Due to the death of co-host Neil Mahoney on August 8, 2021, the show has been on hiatus since with no word on whether it will return.

===Mystery Science Theater 3000===
On November 16, 2015, Mystery Science Theater 3000 creator Joel Hodgson announced plans for Ray to host the series' upcoming continuation. The series was funded through a successful Kickstarter campaign and was released internationally by Netflix on April 14, 2017. Ray plays the character Jonah Heston for seasons 11 and 12. In April and May 2021, Joel Hodgson ran a second successful Kickstarter to produce season 13, in which Ray returned as Jonah Heston.

==Releases==
Ray recorded a seven-inch record of his stand-up comedy for Aspecialthing Records entitled This Is Crazy Mixed-up Plumbing, released in 2006. He followed this up with his second release entitled Hello, Mr. Magic Plane Person, Hello on May 15, 2012, which received mixed reviews.

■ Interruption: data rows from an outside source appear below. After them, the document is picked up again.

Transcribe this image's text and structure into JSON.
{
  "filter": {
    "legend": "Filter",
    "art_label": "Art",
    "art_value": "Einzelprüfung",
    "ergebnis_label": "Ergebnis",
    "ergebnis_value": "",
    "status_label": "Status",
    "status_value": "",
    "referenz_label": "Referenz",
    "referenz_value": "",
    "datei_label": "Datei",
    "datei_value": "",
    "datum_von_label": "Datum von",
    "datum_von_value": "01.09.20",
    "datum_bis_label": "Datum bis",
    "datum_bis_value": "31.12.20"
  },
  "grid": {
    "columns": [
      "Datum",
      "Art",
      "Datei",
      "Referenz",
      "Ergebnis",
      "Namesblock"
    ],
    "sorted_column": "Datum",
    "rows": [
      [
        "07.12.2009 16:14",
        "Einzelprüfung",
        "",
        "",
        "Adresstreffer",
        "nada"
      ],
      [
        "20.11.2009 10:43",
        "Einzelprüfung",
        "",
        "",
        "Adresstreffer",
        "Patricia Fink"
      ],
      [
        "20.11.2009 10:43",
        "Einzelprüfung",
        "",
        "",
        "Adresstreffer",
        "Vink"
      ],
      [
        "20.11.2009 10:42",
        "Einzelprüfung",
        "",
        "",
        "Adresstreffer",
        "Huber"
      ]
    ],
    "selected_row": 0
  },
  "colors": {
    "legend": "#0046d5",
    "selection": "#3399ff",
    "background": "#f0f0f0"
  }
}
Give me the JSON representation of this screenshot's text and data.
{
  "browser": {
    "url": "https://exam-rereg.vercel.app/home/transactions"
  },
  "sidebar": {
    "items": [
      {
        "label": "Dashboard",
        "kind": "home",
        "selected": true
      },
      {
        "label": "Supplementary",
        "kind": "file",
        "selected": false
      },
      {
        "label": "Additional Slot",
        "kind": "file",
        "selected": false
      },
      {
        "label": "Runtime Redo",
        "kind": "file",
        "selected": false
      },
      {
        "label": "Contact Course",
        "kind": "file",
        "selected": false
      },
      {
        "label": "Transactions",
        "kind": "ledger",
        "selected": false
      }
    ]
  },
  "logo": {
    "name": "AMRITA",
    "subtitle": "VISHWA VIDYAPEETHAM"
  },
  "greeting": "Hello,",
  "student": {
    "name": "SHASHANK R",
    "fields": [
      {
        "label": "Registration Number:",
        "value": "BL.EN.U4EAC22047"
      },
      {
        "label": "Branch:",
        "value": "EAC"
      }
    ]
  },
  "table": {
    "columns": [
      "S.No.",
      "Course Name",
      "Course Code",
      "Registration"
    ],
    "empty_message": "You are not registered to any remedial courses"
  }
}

Ray had several videos from South by Southwest on comedy website Super Deluxe as well as his own web-series called The Freeloaders Guide to Easy Living with Jonah Ray.

== Appearances ==

- The Sarah Silverman Program
- Saul of the Molemen
- Warner Independent's Mama's Boy
- Comedy Central's Live at Gotham
- Human Giant
- Super Deluxe
- Attack of the Show
- InfoMania
- The Rotten Tomatoes Show
- SuperNews!
- The Andy Milonakis Show
- Master of the Internet
- Walking the Room Episode 62, August 1, 2011
- Conan
- Mystery Science Theater 3000 (Host, Seasons 11 - 13)
- The Nerdist
- The Jeselnik Offensive
- Triptank
- The League
- Drunk History
- Garfunkel and Oates
- Maron
- Hidden America with Jonah Ray
- Talking Dead
- @midnight
- Take My Wife
- Victor Crowley
- I'll Be Around
- Bayside (band) - (Music Video for 'It Don't Exist')
- The Stand Up Sketch Show
- Christmas Bloody Christmas
- Satanic Hispanics

==Personal life==
Ray married his wife, Deanna Rooney, on April 27, 2013.